The grand opening of a business is like a first date with the public: impress them and they will schedule that second date. Fail to woo them and they’re likely to forget your name.
Forever Yogurt opening in the Lakeview neighborhood of Chicago, IL on April 14, 2012.
For many businesses, grand openings are a chance to plan an event that the community can get involved in. For instance, Forever Yogurt, Chicago’s first self-serve frozen yogurt franchise, recently began a tradition for their grand openings called the “50/50” promotion. The first 50 people to come through the Forever Yogurt doors will receive free frozen yogurt for a year, and all purchases on grand opening day are 50 percent off.
“The reason we decided to make this a tradition for all of our grand openings is we found it to be really effective,” says Mandy Calara, founder and CEO of Forever Yogurt. “It generated more buzz and provided a visual opportunity for media outlets to cover the opening. And although every customer that comes through the door gets 50 percent off, the promotion still manages to generate revenue because the promotion is bringing more people through our doors.”
Chick-fil-A may be the innovator who first offered free food for a year to those that would wait for it. When a Chick-fil-A restaurant opens, fans often camp out 24 hours early in the restaurant’s parking lot for a chance to be one of 100 to win free chick-fil-a for a year. Now in its ninth year of the promotion, it turns out that customers aren’t just camping out purely for the product but also for the experience itself.
Brands that stay true to their culture and fan following have extremely successful grand openings. Catering to their 18-34 year-old demographic, Toppers Pizza also rewards the first 50 guests in line free food for a year and creates a party-like atmosphere where their customers would want to spend their time.
“Toppers is not your cookie-cutter pizza shop – our brand is fun and irreverent, and our grand opening events reflect that,” said Mac Malchow, marketing coordinator at Toppers. “When we open a location, it is truly a celebration. We throw a party for our customers to celebrate another store opening and reward our fans for their brand loyalty, unlike the average pizza chain.”
Toppers launched their ‘free pizza for a year’ promotion on New Years’ Eve of 2005 at their Wauwatosa, WI location, and since then have followed suit, throwing a party for locals, giving out prizes, feeding the line and entertaining those who choose to wait over 24 hours in line, all in the name of free pizza.
Toppers opening in Downer’s Grove, IL on April 21, 2012
“The grand opening event for Toppers certainly helps with brand awareness, as local media and the social media atmosphere blow up when a Toppers is coming to town,” said Malchow. “The event creates more of an immediacy for the community to try Toppers sooner than later, just to see what all the buzz is about.
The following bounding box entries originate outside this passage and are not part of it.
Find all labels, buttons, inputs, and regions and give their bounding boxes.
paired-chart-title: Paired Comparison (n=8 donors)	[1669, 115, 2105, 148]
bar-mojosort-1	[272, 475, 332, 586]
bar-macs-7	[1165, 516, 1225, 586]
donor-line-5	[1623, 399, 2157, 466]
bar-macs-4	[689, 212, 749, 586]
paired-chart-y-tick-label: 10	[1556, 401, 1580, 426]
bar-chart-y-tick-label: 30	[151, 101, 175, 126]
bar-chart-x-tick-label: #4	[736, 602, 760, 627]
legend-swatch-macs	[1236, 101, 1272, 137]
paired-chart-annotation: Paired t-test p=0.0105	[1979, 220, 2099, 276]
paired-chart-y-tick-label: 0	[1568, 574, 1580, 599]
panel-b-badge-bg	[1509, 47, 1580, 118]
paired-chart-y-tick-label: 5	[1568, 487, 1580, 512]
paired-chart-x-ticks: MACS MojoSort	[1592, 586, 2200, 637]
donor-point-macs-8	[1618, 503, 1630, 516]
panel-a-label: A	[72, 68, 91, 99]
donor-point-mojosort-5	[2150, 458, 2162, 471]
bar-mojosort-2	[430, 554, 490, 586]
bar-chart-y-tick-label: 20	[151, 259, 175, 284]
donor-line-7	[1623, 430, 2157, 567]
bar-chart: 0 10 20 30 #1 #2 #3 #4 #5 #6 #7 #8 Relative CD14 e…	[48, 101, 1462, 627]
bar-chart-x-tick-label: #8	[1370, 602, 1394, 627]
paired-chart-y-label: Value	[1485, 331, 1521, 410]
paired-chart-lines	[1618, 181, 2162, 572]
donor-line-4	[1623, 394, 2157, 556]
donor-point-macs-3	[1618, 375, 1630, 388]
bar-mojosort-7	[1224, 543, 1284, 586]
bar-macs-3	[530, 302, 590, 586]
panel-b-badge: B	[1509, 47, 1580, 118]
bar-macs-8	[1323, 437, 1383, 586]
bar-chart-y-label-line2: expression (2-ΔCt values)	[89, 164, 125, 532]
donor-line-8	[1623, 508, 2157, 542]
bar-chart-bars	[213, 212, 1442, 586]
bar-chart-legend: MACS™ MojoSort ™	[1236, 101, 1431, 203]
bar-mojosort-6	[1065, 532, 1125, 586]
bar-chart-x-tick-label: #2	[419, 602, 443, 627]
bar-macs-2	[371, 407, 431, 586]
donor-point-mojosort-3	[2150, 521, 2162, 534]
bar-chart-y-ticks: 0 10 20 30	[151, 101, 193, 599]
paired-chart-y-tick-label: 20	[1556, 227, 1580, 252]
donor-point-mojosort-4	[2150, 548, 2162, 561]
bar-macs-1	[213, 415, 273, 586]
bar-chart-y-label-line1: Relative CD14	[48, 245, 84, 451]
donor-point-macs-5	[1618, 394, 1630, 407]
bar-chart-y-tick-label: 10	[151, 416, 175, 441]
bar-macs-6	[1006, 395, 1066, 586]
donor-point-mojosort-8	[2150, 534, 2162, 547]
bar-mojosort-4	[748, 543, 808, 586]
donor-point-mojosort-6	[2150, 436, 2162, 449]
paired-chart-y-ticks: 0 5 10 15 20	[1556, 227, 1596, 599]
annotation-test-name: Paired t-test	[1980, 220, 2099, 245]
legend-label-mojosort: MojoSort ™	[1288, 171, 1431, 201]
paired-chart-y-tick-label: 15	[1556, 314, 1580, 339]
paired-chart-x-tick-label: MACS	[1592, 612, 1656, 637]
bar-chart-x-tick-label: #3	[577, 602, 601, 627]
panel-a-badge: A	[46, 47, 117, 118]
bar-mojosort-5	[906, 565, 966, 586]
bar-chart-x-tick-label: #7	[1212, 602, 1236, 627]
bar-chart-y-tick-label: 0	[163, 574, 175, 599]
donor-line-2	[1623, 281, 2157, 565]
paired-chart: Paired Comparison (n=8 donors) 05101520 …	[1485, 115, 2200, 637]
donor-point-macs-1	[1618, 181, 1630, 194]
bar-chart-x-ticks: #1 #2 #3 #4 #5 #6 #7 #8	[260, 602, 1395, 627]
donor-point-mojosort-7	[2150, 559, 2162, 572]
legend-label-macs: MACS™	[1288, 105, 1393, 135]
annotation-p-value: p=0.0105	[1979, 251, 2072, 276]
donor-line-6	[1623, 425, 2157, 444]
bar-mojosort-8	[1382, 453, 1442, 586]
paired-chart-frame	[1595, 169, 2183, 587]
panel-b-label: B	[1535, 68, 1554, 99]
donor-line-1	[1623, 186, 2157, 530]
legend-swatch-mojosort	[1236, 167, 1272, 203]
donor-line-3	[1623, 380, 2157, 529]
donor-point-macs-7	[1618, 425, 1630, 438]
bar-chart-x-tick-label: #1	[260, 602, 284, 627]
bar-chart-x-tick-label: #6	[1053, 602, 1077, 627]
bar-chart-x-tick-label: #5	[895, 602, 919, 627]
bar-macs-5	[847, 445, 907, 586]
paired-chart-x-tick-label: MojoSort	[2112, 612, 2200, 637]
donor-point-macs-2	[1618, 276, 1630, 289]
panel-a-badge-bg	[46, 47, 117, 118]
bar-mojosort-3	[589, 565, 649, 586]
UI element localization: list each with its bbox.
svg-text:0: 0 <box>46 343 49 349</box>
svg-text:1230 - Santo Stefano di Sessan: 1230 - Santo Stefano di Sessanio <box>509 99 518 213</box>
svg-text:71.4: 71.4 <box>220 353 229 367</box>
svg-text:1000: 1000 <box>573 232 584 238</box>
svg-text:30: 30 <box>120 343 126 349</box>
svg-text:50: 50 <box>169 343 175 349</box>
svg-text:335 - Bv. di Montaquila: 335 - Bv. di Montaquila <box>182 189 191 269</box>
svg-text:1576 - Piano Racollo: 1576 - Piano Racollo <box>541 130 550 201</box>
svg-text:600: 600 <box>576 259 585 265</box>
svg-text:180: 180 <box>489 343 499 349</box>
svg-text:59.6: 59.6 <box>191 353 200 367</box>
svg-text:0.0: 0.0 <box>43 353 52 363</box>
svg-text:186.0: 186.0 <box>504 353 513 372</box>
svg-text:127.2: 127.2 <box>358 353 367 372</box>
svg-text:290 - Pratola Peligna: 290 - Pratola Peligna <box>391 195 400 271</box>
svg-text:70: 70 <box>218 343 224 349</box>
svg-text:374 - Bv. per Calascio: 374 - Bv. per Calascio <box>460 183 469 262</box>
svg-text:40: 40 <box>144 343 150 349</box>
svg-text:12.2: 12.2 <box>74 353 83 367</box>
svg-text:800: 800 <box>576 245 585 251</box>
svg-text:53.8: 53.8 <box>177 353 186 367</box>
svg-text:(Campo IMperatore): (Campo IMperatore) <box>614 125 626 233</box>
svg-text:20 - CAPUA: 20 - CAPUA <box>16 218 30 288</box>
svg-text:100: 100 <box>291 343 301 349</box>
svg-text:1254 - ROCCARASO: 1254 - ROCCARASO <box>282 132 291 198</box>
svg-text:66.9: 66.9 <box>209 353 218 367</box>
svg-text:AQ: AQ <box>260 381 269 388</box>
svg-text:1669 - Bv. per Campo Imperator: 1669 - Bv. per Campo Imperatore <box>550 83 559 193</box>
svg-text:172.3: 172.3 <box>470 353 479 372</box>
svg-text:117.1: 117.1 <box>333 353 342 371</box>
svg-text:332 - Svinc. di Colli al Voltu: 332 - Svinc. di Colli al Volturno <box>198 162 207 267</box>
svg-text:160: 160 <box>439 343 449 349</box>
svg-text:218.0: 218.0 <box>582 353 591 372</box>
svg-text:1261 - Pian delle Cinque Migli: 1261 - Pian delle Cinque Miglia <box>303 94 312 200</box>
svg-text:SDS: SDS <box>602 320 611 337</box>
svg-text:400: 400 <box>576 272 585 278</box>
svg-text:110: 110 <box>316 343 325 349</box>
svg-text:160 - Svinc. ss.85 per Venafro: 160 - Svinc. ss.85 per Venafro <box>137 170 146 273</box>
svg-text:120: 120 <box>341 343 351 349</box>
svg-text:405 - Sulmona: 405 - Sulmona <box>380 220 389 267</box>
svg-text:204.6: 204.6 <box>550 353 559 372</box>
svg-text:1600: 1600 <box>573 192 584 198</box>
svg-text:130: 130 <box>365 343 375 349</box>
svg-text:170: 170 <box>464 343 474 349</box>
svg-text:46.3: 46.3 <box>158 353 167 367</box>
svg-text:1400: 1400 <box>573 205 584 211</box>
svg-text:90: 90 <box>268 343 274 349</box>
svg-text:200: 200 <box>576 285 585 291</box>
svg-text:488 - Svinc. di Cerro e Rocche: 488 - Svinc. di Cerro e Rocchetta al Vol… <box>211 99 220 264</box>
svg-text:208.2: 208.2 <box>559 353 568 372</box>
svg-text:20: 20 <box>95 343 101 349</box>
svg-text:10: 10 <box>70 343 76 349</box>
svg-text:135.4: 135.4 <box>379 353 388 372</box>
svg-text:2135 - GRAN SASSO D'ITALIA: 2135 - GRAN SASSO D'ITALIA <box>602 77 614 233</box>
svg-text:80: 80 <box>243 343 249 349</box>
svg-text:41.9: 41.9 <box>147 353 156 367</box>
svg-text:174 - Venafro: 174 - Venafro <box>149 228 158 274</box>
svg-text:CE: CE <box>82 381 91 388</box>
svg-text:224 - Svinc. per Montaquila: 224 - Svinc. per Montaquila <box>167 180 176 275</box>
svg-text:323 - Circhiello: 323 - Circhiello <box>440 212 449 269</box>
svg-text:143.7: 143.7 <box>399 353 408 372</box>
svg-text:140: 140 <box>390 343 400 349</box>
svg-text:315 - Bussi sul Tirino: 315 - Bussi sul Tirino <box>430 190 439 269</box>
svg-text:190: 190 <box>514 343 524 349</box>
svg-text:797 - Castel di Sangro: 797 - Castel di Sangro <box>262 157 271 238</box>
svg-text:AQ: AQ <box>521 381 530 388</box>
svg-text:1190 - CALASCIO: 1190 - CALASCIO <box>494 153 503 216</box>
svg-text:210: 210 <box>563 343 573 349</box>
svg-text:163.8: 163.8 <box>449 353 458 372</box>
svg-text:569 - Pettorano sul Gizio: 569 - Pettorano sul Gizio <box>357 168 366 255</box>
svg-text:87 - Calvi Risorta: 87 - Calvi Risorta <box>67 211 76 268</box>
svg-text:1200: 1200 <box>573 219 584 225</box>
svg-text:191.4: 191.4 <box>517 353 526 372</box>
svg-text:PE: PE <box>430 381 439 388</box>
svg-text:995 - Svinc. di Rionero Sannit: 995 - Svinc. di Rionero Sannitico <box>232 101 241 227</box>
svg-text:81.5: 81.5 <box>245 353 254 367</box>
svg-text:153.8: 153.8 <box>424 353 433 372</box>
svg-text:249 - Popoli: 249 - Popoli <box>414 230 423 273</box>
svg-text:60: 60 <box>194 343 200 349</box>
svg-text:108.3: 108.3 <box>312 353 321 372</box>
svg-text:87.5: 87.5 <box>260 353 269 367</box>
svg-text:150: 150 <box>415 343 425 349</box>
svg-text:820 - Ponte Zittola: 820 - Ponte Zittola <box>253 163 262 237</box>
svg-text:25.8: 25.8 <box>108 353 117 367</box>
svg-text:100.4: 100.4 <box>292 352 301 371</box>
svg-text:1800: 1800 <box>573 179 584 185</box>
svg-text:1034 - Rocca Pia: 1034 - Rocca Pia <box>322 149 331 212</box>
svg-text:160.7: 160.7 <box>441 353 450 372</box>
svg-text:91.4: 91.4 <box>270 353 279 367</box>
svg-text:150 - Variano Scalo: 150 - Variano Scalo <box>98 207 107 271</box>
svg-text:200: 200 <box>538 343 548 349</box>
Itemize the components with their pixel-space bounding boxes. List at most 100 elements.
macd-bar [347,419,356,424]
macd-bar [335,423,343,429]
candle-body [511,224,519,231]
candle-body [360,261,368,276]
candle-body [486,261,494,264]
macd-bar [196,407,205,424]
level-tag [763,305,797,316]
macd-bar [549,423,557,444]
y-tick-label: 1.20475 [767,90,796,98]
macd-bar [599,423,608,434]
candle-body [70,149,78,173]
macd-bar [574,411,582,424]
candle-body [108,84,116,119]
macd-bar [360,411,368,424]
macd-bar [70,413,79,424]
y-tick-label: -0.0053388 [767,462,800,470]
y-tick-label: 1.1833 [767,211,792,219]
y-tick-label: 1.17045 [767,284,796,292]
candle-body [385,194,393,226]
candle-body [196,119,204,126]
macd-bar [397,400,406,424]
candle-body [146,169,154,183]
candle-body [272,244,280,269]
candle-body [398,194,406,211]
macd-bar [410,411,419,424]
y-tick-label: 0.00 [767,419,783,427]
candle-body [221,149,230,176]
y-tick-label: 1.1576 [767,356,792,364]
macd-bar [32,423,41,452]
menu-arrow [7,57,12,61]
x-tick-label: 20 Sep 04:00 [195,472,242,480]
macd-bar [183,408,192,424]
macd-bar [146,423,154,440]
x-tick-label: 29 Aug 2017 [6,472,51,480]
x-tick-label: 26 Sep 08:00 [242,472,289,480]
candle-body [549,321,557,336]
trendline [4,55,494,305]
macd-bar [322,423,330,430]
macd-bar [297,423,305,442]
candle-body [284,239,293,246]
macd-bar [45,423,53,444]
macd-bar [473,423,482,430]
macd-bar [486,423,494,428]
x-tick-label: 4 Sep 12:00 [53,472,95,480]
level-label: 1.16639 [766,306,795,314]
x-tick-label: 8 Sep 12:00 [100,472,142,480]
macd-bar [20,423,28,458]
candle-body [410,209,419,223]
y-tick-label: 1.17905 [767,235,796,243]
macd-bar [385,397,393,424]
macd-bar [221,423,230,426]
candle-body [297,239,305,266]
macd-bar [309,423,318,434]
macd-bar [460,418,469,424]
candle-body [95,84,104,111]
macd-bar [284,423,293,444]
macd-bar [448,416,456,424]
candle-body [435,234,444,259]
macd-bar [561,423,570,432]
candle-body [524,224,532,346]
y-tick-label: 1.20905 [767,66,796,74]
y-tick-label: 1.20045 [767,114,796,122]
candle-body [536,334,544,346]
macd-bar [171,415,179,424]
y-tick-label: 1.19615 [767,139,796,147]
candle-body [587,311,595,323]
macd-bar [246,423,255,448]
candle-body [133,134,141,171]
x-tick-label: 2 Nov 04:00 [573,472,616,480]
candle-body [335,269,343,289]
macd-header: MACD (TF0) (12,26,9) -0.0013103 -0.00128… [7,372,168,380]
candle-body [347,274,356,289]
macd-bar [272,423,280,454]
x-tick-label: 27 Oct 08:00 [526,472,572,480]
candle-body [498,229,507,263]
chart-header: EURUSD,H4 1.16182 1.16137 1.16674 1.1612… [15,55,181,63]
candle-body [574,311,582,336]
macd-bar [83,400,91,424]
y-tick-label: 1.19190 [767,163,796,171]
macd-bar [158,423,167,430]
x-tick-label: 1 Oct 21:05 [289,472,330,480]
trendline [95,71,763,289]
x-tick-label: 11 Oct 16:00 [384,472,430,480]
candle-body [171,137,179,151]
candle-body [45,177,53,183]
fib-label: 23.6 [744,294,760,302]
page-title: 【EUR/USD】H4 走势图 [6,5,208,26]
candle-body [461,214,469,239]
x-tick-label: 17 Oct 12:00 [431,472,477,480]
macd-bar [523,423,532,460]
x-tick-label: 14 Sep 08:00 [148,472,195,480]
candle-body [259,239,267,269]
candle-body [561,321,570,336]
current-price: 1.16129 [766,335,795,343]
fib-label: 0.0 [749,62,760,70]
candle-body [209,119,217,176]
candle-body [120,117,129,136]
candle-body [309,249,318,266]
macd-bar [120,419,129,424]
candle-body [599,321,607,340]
Not only do the stores see a strong grand opening day, but sales afterwards are strong in the aftermath of the grand opening event.”
Calara says that alerting new customers that the business is open is not the only purpose for a big grand opening event.
“Not only do we want to introduce ourselves to potential customers who are unfamiliar with our brand, but we want to alert our solid fan base where each of our new locations is located. Those fans will bring in business while we’re waiting for new fans to convert over to Forever Yogurt fro-yo fanatics.”
Eric Dinger is the founder of Thought District, a creative strategy agency that builds and revitalizes brands across more than 20 industries, including expertise in manufacturing, franchise and financial services. Dinger stresses the importance of creating a lasting impression of the brand during a grand opening event.
“It’s key for franchisees and franchisors to embrace the fact that everything communicates. Each and every time a customer sees a person, a promotion, a piece or a place, they’re subconsciously forming an opinion. Grand openings often include each of those and thus must help a brand deliver its promise. Our parents taught us first impressions last a lifetime. It’s no different for a brand,” says Dinger.
Dinger brings up the point that the way brands start is often the way they stay. That means if they get a slow start, they often remain slow. If they start fast, they often build on that momentum.
“Thought District builds what we call GO! Campaigns for our clients to combat this challenge. Creating awareness often includes finding large groups of your audience and engaging them. For example, a nutrition concept might do a special pre-opening event for members of a neighboring gym.”
After the promotion is over, it’s vital to continue involving the community and enticing the public to come back. “Teach your franchisees that pre-opening effort is just as important as post-opening effort,” said Dinger.